January 29, 2004

MODERNITY IS CENTRIFUGAL, NOT CENTRIPITAL:

The Anti-Federalist Society: Why Turkey, Iran, and Syria all have worries about Iraq's new federalist outlook. (Gerald Robbins, 01/28/2004, Weekly Standard)

Generally speaking, Turks are wary about federalism. It is a concept at variance with the nation's administrative infrastructure. History explains why: The Ottoman Empire's decentralized character was a major factor in its eventual downfall. Loose management of a multiethnic population resulted in constant rebellions and general instability.

Kemal Ataturk, modern Turkey's founding father, saw autonomy's detrimental effects and sought to rectify it. His solution was to create a strong, centralized system, largely derived from the French model of governance. This structure has remained intact throughout the past 80 years, warding off all attempts at reform.

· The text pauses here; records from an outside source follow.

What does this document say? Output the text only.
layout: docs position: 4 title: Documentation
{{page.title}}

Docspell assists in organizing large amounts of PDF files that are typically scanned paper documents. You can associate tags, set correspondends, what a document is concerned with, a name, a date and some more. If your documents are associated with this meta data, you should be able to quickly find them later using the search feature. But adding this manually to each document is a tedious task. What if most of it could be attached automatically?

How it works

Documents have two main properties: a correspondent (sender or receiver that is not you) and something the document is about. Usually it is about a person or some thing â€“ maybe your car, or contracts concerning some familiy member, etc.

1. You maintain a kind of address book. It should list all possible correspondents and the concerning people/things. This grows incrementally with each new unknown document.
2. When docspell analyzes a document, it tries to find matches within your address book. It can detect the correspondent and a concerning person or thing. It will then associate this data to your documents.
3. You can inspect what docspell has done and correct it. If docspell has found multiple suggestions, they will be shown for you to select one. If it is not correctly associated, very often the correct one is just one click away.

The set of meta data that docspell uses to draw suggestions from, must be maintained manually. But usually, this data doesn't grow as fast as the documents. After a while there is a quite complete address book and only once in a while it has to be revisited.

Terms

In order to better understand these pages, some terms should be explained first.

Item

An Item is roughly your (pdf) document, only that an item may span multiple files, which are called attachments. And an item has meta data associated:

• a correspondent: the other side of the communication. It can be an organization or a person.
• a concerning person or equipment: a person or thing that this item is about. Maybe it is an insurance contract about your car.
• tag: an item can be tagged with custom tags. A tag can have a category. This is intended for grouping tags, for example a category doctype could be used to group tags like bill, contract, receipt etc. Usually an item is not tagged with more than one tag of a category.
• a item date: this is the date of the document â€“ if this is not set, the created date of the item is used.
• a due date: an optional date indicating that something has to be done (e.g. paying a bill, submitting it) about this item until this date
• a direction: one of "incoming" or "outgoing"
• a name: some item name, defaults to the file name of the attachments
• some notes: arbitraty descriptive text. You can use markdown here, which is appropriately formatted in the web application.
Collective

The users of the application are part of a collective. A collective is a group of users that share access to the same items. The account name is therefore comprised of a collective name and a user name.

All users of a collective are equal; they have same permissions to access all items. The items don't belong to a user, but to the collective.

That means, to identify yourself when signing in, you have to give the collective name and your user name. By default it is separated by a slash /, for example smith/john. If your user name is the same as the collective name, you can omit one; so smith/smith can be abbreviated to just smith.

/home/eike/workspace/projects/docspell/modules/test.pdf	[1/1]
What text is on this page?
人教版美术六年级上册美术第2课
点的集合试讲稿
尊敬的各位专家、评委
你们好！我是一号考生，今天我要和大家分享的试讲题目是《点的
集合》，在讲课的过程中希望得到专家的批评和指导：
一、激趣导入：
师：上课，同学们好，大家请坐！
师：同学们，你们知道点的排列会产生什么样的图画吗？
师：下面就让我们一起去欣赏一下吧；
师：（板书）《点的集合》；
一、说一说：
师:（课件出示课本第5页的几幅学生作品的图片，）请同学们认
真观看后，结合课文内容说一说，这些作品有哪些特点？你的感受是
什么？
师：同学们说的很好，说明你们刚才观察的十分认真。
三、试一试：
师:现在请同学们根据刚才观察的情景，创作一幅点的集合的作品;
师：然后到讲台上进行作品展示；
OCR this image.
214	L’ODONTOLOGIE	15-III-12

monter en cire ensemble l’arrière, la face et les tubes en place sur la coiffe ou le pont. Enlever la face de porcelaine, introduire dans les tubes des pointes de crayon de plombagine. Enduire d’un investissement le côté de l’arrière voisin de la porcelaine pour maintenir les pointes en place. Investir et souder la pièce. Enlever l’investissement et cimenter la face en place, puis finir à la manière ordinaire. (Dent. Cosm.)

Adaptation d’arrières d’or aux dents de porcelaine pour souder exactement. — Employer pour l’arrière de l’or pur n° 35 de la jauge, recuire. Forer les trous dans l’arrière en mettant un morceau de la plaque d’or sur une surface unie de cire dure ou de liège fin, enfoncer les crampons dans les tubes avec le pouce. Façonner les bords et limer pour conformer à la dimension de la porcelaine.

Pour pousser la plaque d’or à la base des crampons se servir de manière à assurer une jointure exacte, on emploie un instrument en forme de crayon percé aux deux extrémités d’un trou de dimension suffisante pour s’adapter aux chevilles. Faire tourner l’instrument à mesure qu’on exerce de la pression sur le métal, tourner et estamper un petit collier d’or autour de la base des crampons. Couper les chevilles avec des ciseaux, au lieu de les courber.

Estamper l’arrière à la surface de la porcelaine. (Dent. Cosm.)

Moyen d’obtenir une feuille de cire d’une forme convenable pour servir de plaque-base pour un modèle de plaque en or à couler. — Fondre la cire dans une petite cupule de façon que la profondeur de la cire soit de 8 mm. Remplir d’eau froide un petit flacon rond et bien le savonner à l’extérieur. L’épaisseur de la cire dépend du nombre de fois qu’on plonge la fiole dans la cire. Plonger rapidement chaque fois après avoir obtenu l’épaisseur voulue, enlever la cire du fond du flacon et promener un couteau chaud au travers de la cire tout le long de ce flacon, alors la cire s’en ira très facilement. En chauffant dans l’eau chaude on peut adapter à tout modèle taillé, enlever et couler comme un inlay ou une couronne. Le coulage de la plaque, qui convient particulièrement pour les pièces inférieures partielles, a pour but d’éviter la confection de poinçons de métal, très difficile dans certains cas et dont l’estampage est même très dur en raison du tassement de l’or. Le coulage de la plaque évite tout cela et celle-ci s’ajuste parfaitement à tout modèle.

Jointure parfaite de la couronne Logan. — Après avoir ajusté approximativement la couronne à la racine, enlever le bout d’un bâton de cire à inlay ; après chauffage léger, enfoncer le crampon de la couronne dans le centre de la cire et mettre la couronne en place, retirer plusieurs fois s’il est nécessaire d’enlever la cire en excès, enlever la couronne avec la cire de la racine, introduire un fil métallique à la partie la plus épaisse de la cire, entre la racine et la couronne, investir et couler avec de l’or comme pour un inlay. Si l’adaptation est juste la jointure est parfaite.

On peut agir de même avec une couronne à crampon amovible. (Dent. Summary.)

THE ISSUE of the Kurds substantiates Turkey's centralist nature. Fears that a centralized Iraq can augment separatist notions among Turkey's estimated 13 to 16 million Kurds (approximately 20 to 25 percent of the nation's 67 million inhabitants) are based on precedent. From the early 1980s to mid 1990s, the Turkish government fought a Kurdish insurrection which claimed 37,000 lives. Turkey's national psyche is still scarred.

Yet comparing Turkey's Kurds with their Iraqi brethren is mixing apples and oranges. The Kurdish populace is a collection of different tribes and dialects that are often at cross-purposes with one another. This even extends to the political sphere--Turkey's Kurdish separatists adhere to Marxist-Leninist precepts while Iraq's Kurdish leadership reflects a meshing of clan affiliation with social democratic thought.

It can be further argued that a de facto federalism already exists in Kurdish Iraq. A U.N.-sponsored Kurdish enclave was established after the 1991 Gulf War ended. Cognizant of Turkey's cross-border concerns, it hasn't turned into a staging area for Kurdish separatism. Trading thrives between this landlocked entity and the Turkish interior.

FEARS ABOUT FEDERALISM aren't a uniquely Turkish phenomenon. The very idea of decentralization also worries Iraq and Syria. In Teheran's case, the prospect of a federalist structure succeeding within the region is particularly vexing. It not only possesses a sizeable minority of 6.5 to 8 million Kurds, but nearly one quarter of Iran--66.5 million people--are Azeri Turks. When Arab, Baluchi, and other groups are further added to Iran's ethnic picture, it turns out that only 51 percent of the country's total population is of Persian descent.


The alternative to federalism is not continued centralization but eventual separation, which you'd think they'd care for even less.